A quick ride through town illustrates the results of this philosophy: what can only be called a massacre of trees. Take a drive around Masonboro Sound, on land near Hewletts Creek, and witness the slaughter of hundreds of long leaf pines and water oaks, not a single one left standing, for a new road and development. Travel further south, just north of UNCW’s Center for Marine Science, and watch bulldozers unearth hundreds of acres of trees. Or head down Airlie Road, which has always seemed a vision of what this town could have been, with its low-gnarled branches and drooping Spanish Moss creating a canopy for cars. Now you can see clear through to Eastwood Road.
Then there’s UNCW. Since I hold a position of minor authority there, I am required to hold my tongue. But I will say the only thing stranger than cutting down trees after a hurricane is to indulge a mania for building parking lots.
“Growth for growth’s sake is the ideology of the cancer cell,” wrote the writer and environmentalist Edward Abbey. The culture in Wilmington has always been one of rushing ahead—build, build, build, development at any cost. But cultures can change. As we grow, as we build, we can also preserve. We can make the place where we spend our lives a better, greener place. We can call out those who clear-cut. We can elect officials who understand that building is not everything. We can remember trees are our allies in the great fight ahead and not sacrifice them to greed.
We were lifted not long ago by the story of owners of a car wash deciding not to cut down their 100-year-old live oaks.
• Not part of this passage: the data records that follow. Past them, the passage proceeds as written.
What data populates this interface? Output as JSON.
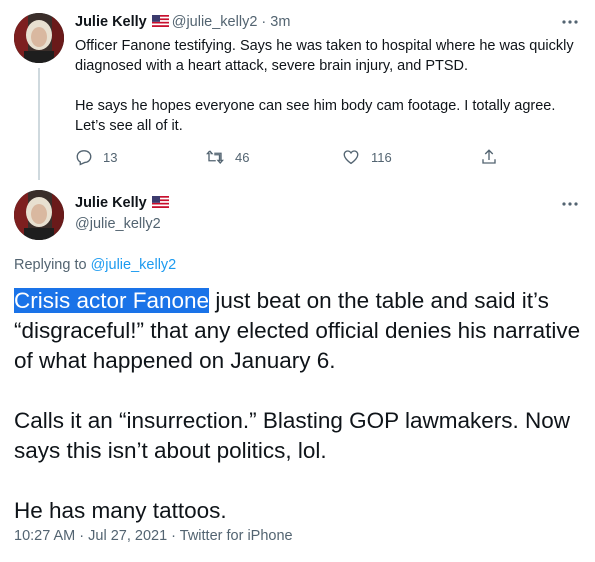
{
  "tweet1": {
    "author_name": "Julie Kelly",
    "flag_emoji": "🇺🇸",
    "handle": "@julie_kelly2",
    "separator": "·",
    "time": "3m",
    "paragraph1": "Officer Fanone testifying. Says he was taken to hospital where he was quickly diagnosed with a heart attack, severe brain injury, and PTSD.",
    "paragraph2": "He says he hopes everyone can see him body cam footage. I totally agree. Let’s see all of it.",
    "reply_count": "13",
    "retweet_count": "46",
    "like_count": "116",
    "icons": [
      "reply-icon",
      "retweet-icon",
      "like-icon",
      "share-icon",
      "more-icon"
    ]
  },
  "tweet2": {
    "author_name": "Julie Kelly",
    "flag_emoji": "🇺🇸",
    "handle": "@julie_kelly2",
    "replying_prefix": "Replying to",
    "replying_handle": "@julie_kelly2",
    "highlighted_text": "Crisis actor Fanone",
    "paragraph1_rest": " just beat on the table and said it’s “disgraceful!” that any elected official denies his narrative of what happened on January 6.",
    "paragraph2": "Calls it an “insurrection.” Blasting GOP lawmakers. Now says this isn’t about politics, lol.",
    "paragraph3": "He has many tattoos.",
    "footer": "10:27 AM · Jul 27, 2021 · Twitter for iPhone"
  },
  "colors": {
    "text": "#0f1419",
    "secondary": "#536471",
    "link": "#1d9bf0",
    "selection": "#1a73e8",
    "thread_line": "#cfd9de"
  }
}
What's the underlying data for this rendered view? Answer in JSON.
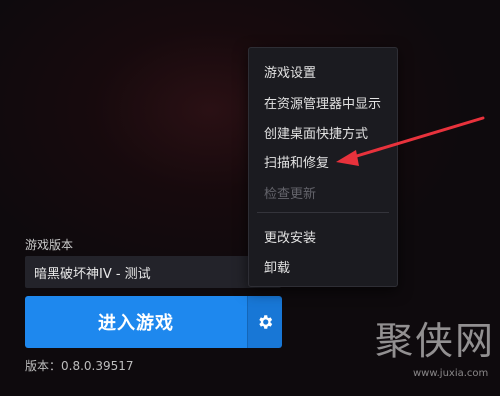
{
  "game_panel": {
    "version_label": "游戏版本",
    "selected_version": "暗黑破坏神IV - 测试",
    "play_label": "进入游戏",
    "version_info": "版本：0.8.0.39517"
  },
  "context_menu": {
    "items": [
      {
        "label": "游戏设置",
        "enabled": true
      },
      {
        "label": "在资源管理器中显示",
        "enabled": true
      },
      {
        "label": "创建桌面快捷方式",
        "enabled": true
      },
      {
        "label": "扫描和修复",
        "enabled": true
      },
      {
        "label": "检查更新",
        "enabled": false
      },
      {
        "label": "更改安装",
        "enabled": true
      },
      {
        "label": "卸载",
        "enabled": true
      }
    ]
  },
  "annotation": {
    "color": "#e8323c",
    "icon": "red-arrow-icon"
  },
  "watermark": {
    "text": "聚侠网",
    "url": "www.juxia.com"
  },
  "colors": {
    "accent": "#1e88ee",
    "menu_bg": "#1b1b20"
  }
}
Still, dozens of other stories that don’t end well for our local trees go untold. With each tree we cut down, we add to stormwater flooding, aid erosion, heat up an already overheated city, and offer less protection for our coastline. How can we justify reducing a tree canopy already battered as it was by Florence?
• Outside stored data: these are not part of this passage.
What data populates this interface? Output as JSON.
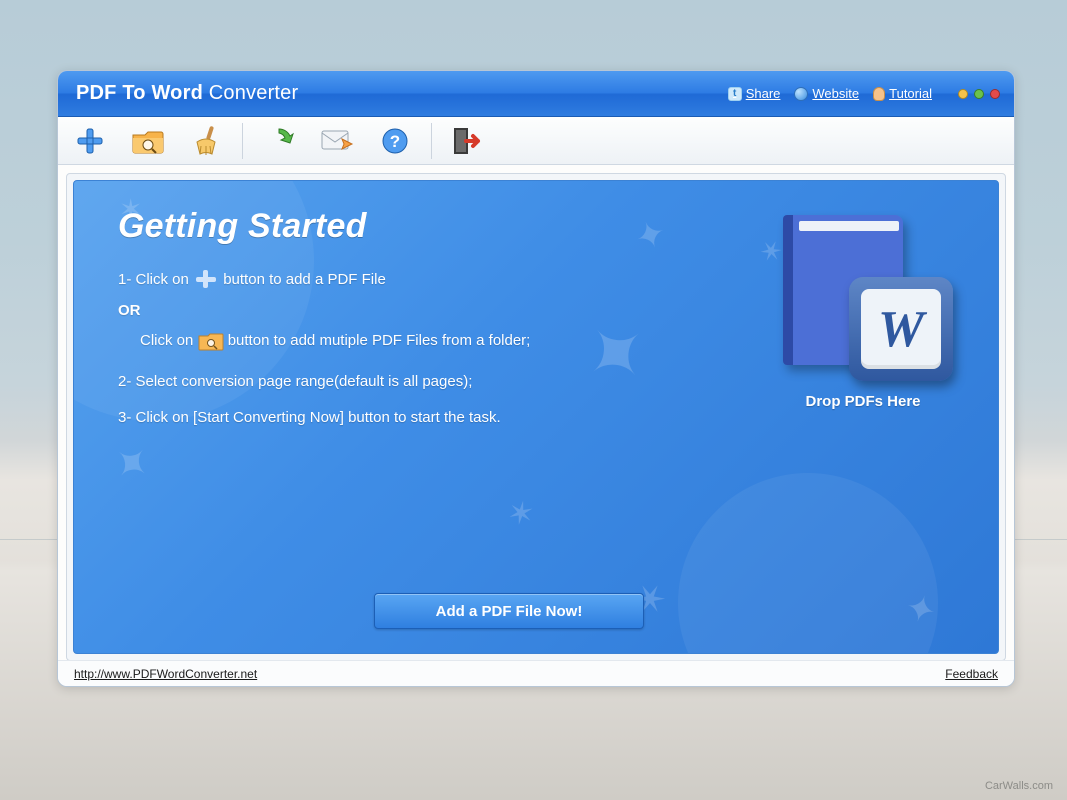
{
  "titlebar": {
    "title_bold": "PDF To Word",
    "title_thin": " Converter",
    "links": {
      "share": "Share",
      "website": "Website",
      "tutorial": "Tutorial"
    }
  },
  "toolbar": {
    "icons": {
      "add": "add-file-icon",
      "folder": "add-folder-icon",
      "clear": "clear-icon",
      "convert": "convert-icon",
      "email": "email-icon",
      "help": "help-icon",
      "exit": "exit-icon"
    }
  },
  "main": {
    "heading": "Getting Started",
    "step1a": "1- Click on ",
    "step1b": " button to add a PDF File",
    "or": "OR",
    "step1c_a": "Click on ",
    "step1c_b": " button to add mutiple PDF Files from a folder;",
    "step2": "2- Select conversion page range(default is all pages);",
    "step3": "3- Click on [Start Converting Now] button to start the task.",
    "cta": "Add a PDF File Now!",
    "dropzone": {
      "caption": "Drop PDFs Here",
      "tile_letter": "W"
    }
  },
  "footer": {
    "url": "http://www.PDFWordConverter.net",
    "feedback": "Feedback"
  },
  "background": {
    "watermark": "CarWalls.com"
  }
}
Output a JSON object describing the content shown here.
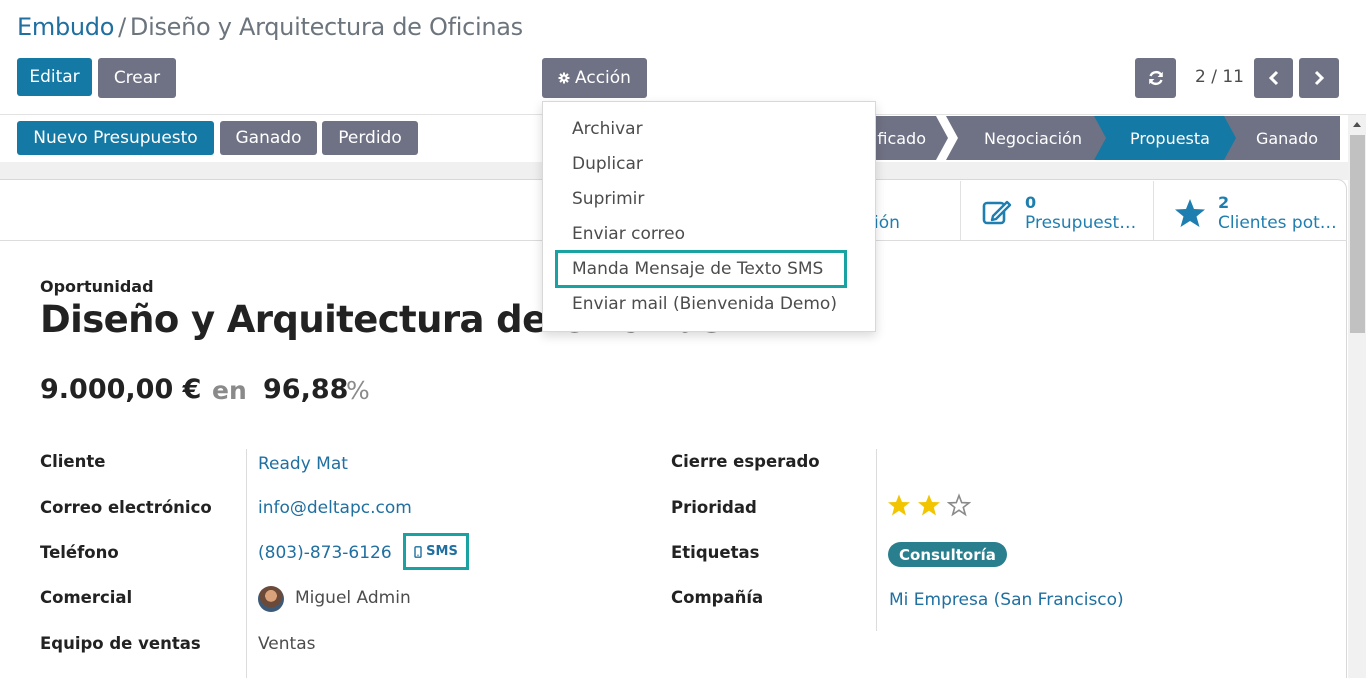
{
  "breadcrumb": {
    "parent": "Embudo",
    "separator": "/",
    "current": "Diseño y Arquitectura de Oficinas"
  },
  "toolbar": {
    "edit_label": "Editar",
    "create_label": "Crear",
    "action_label": "Acción"
  },
  "pager": {
    "value": "2 / 11"
  },
  "action_menu": {
    "items": [
      "Archivar",
      "Duplicar",
      "Suprimir",
      "Enviar correo",
      "Manda Mensaje de Texto SMS",
      "Enviar mail (Bienvenida Demo)"
    ],
    "highlighted": "Manda Mensaje de Texto SMS"
  },
  "status_buttons": {
    "new_quote": "Nuevo Presupuesto",
    "won": "Ganado",
    "lost": "Perdido"
  },
  "stages": {
    "items": [
      "ificado",
      "Negociación",
      "Propuesta",
      "Ganado"
    ],
    "active": "Propuesta"
  },
  "smart_buttons": {
    "reunion": {
      "label": "ión"
    },
    "quotations": {
      "count": "0",
      "label": "Presupuest…"
    },
    "prospects": {
      "count": "2",
      "label": "Clientes pot…"
    }
  },
  "record": {
    "type_label": "Oportunidad",
    "name": "Diseño y Arquitectura de Oficinas",
    "expected_revenue": "9.000,00 €",
    "at_label": "en",
    "probability": "96,88",
    "percent_sign": "%"
  },
  "fields": {
    "customer": {
      "label": "Cliente",
      "value": "Ready Mat"
    },
    "email": {
      "label": "Correo electrónico",
      "value": "info@deltapc.com"
    },
    "phone": {
      "label": "Teléfono",
      "value": "(803)-873-6126",
      "sms_label": "SMS"
    },
    "salesperson": {
      "label": "Comercial",
      "value": "Miguel Admin"
    },
    "sales_team": {
      "label": "Equipo de ventas",
      "value": "Ventas"
    },
    "expected_closing": {
      "label": "Cierre esperado",
      "value": ""
    },
    "priority": {
      "label": "Prioridad",
      "stars_filled": 2,
      "stars_total": 3
    },
    "tags": {
      "label": "Etiquetas",
      "value": "Consultoría"
    },
    "company": {
      "label": "Compañía",
      "value": "Mi Empresa (San Francisco)"
    }
  },
  "colors": {
    "primary": "#1479a4",
    "secondary": "#6f7285",
    "link": "#1f6fa1",
    "highlight": "#1aa2a2",
    "star": "#f3c500",
    "tag": "#2a7f8e"
  }
}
Around here, we mostly shrug and accept that beauty must fall to commerce, treating it as if it is the way of the world. It is not. It is the way of Wilmington. There are plenty of other towns and cities enforcing tighter restrictions. They prioritize preservation, and developers have to work with and around the natural environment, not blindly pave over it while those in power wink.
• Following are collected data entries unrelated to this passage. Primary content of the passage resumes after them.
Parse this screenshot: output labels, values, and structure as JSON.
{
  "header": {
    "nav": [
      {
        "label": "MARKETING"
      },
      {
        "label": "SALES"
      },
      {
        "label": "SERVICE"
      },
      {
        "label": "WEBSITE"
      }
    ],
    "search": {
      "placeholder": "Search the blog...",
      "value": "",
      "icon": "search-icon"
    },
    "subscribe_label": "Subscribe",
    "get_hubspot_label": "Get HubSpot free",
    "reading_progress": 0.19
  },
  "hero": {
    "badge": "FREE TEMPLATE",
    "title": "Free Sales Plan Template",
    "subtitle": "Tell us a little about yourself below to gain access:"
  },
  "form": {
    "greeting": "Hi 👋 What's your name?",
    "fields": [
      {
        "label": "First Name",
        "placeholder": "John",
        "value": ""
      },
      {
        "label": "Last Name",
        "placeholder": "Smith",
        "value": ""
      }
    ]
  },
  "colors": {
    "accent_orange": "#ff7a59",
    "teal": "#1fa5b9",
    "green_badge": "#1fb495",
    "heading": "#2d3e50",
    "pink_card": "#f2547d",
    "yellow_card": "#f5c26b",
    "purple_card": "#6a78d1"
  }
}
“There is nothing more practical than the preservation of beauty,” Theodore Roosevelt said. That this may not seem so in the short-term doesn’t make it any less true.
Our capitulation toward a build-at-all-costs mentality would be dire enough during normal times, but this time is far from normal. In Wilmington, with the memory of Hurricane Florence lingering and the threat of more storms right around the calendar’s corner, we have not just seen the future but lived inside it. The fact we no longer have winter should speak for itself. Even the most skeptical among us are beginning to understand that time is short in our fight for the earth.
During these times trees should be regarded as the potential saviors they are, pulling carbon dioxide from the air and gifting us oxygen in return. As a teacher at UNCW, and the father of a daughter in high school, I see how the younger generation views climate change—not as an abstract or theoretical concept. The older among us can scoff or make senseless jokes about not worrying about the warming climate because we “won’t be alive to see it.” But our kids will be alive, and the threat is very real to them: They are afraid, anxious, worried they will have no future.
We live in the land of the live oak, the long leaf pine, the Southern magnolia. It is a land where limbs gnarl, moss drips and branches sway with the wind during storms. Our trees are good neighbors: They protect us, shade us, delight us, nurture us. It would be nice to say we return the favor.
David Gessner is the author of eleven books, including the forthcoming “Leave It As It Is: A Journey Through Theodore Roosevelt’s American Wilderness.” He is currently the chair of UNCW’s Creative Writing Department.